Be Content

Rhema TeamAugust 2019 WOFLeave a Comment


I see people who live their entire lives in a state of discontentment. Regardless of how much they accomplish, they are never satisfied. Yes, we should have goals, but it is equally important to be satisfied and contented in your current state.

I often see couples who are never enjoying the various stages of their children’s lives because they are rushing to experience the next phase. In writing to the Philippian Church, Paul had some wise words to relay.

“How I praise the Lord that you are concerned about me again. I know you have always been concerned for me, but you didn’t have the chance to help me. Not that I was ever in need, for I have learned how to be content with whatever I have. I know how to live on almost nothing or with everything. I have learned the secret of living in every situation, whether it is with a full stomach or empty, with plenty or little. For I can do everything through Christ, who gives me strength” (Phil. 4:10–13 NLT).

It is believed that Paul was imprisoned when he wrote to the Philippians. He was expressing his sentiments to the church at Phillipi for the gifts he had received from them. He went on to say, “But you understand that I am not dependent on this. Regardless of my situation—whether good or bad—I will be content because God gives me the strength to press through the situation.”

Contentment is defined as: “freedom from care or discomfort; gratification to the point where one is not disturbed or disquieted although every wish is not fully realized.” The Greek word translated content means “to be master of the situation; to be a victor; or to be a conqueror of circumstances.” It is essential to realize that you can be a conqueror of your circumstances and, therefore, be contented in those circumstances.

When you commit your ways to Him, He will bring the desires in your heart to pass in His time.Lynette Hagin

Of all the men in the New Testament, Paul is my favorite. His writings encourage me. In everything Paul experienced—being beaten, stoned, imprisoned, and shipwrecked—he looked at every situation in a positive way.

To be contented the way Paul meant is one of life’s greatest victories. He was a master of his circumstances. Too many people have this in reverse. They allow their situation to master them. Your destiny is determined by the decisions you make and the attitude you take. As the saying goes: when life gives you lemons, make lemonade.

How can you live in continued contentment? First and foremost, you must be committed to following God wholeheartedly. Matthew 6:33 (NKJV) says, “But seek first the kingdom of God and His righteousness, and all these things shall be added to you.” We must allow God to be first in our lives.

I have also relied on the following verses:

“Delight yourself also in the Lord, and He shall give you the desires of your heart. Commit your way to the Lord, trust also in Him, and He shall bring it to pass” (Psalm 37:4–5 NKJV).

Commit means to hand over for safekeeping. Who better could you hand your life over to but God who will always lead you down the right path? When you commit your ways to Him, He will bring the desires in your heart to pass in His time.

Be content with the talents God has endowed you with. Don’t always wish you could do what others are gifted in. I have always admired people with artistic ability. That is certainly not my talent. I used to cringe in elementary school during art class. I have no skill in that area.
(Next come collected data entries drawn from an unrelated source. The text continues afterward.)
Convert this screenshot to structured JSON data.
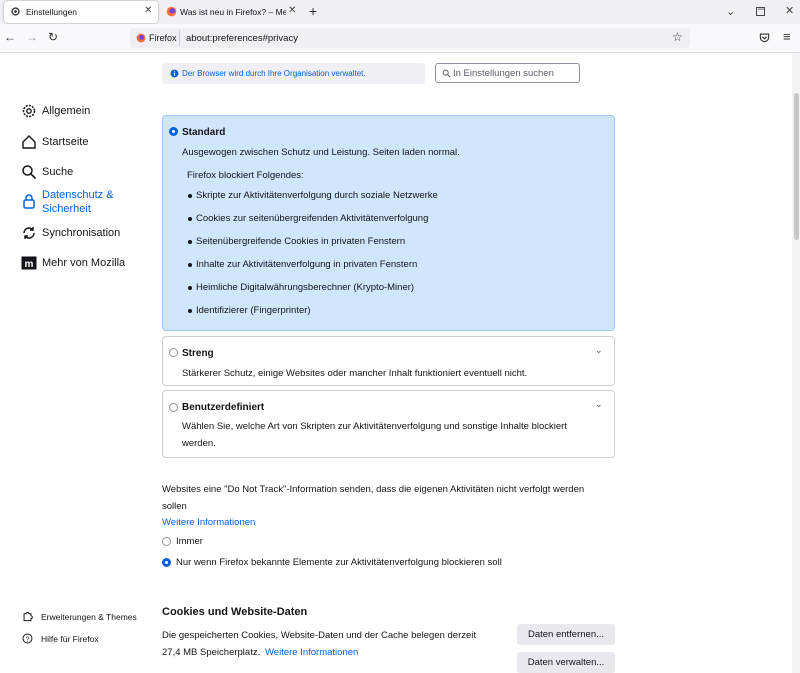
{
  "tabs": [
    {
      "title": "Einstellungen",
      "icon": "gear-icon"
    },
    {
      "title": "Was ist neu in Firefox? – Mehr F",
      "icon": "firefox-logo-icon"
    }
  ],
  "nav": {
    "identity": "Firefox",
    "url": "about:preferences#privacy"
  },
  "sidebar": {
    "items": [
      {
        "label": "Allgemein",
        "icon": "gear-icon"
      },
      {
        "label": "Startseite",
        "icon": "home-icon"
      },
      {
        "label": "Suche",
        "icon": "search-icon"
      },
      {
        "label_line1": "Datenschutz &",
        "label_line2": "Sicherheit",
        "icon": "lock-icon"
      },
      {
        "label": "Synchronisation",
        "icon": "sync-icon"
      },
      {
        "label": "Mehr von Mozilla",
        "icon": "mozilla-icon"
      }
    ],
    "footer": [
      {
        "label": "Erweiterungen & Themes",
        "icon": "puzzle-icon"
      },
      {
        "label": "Hilfe für Firefox",
        "icon": "help-icon"
      }
    ]
  },
  "policy_notice": "Der Browser wird durch Ihre Organisation verwaltet.",
  "search": {
    "placeholder": "In Einstellungen suchen"
  },
  "standard": {
    "title": "Standard",
    "description": "Ausgewogen zwischen Schutz und Leistung. Seiten laden normal.",
    "blocks_heading": "Firefox blockiert Folgendes:",
    "items": [
      "Skripte zur Aktivitätenverfolgung durch soziale Netzwerke",
      "Cookies zur seitenübergreifenden Aktivitätenverfolgung",
      "Seitenübergreifende Cookies in privaten Fenstern",
      "Inhalte zur Aktivitätenverfolgung in privaten Fenstern",
      "Heimliche Digitalwährungsberechner (Krypto-Miner)",
      "Identifizierer (Fingerprinter)"
    ]
  },
  "strict": {
    "title": "Streng",
    "description": "Stärkerer Schutz, einige Websites oder mancher Inhalt funktioniert eventuell nicht."
  },
  "custom": {
    "title": "Benutzerdefiniert",
    "description_line1": "Wählen Sie, welche Art von Skripten zur Aktivitätenverfolgung und sonstige Inhalte blockiert",
    "description_line2": "werden."
  },
  "dnt": {
    "text_line1": "Websites eine \"Do Not Track\"-Information senden, dass die eigenen Aktivitäten nicht verfolgt werden",
    "text_line2": "sollen",
    "link": "Weitere Informationen",
    "option_always": "Immer",
    "option_only": "Nur wenn Firefox bekannte Elemente zur Aktivitätenverfolgung blockieren soll"
  },
  "cookies": {
    "heading": "Cookies und Website-Daten",
    "text_line1": "Die gespeicherten Cookies, Website-Daten und der Cache belegen derzeit",
    "text_line2": "27,4 MB Speicherplatz.",
    "link": "Weitere Informationen",
    "remove_button": "Daten entfernen...",
    "manage_button": "Daten verwalten..."
  },
  "colors": {
    "accent": "#0061e0",
    "selected_bg": "#cfe6fd"
  }
}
But rather than being discontented with myself, I concentrate on the talent God has given me. Organizational skills are what I am gifted with. Organizing events or establishing office procedures comes with no effort on my part.

I encourage you to evaluate the talents God has given you. Be content with them and strive to improve them. As I concentrated on what God gifted me with, I have far exceeded what I thought my ability was in those areas. And most of all, always keep a positive attitude regardless of the situations you may find yourself in.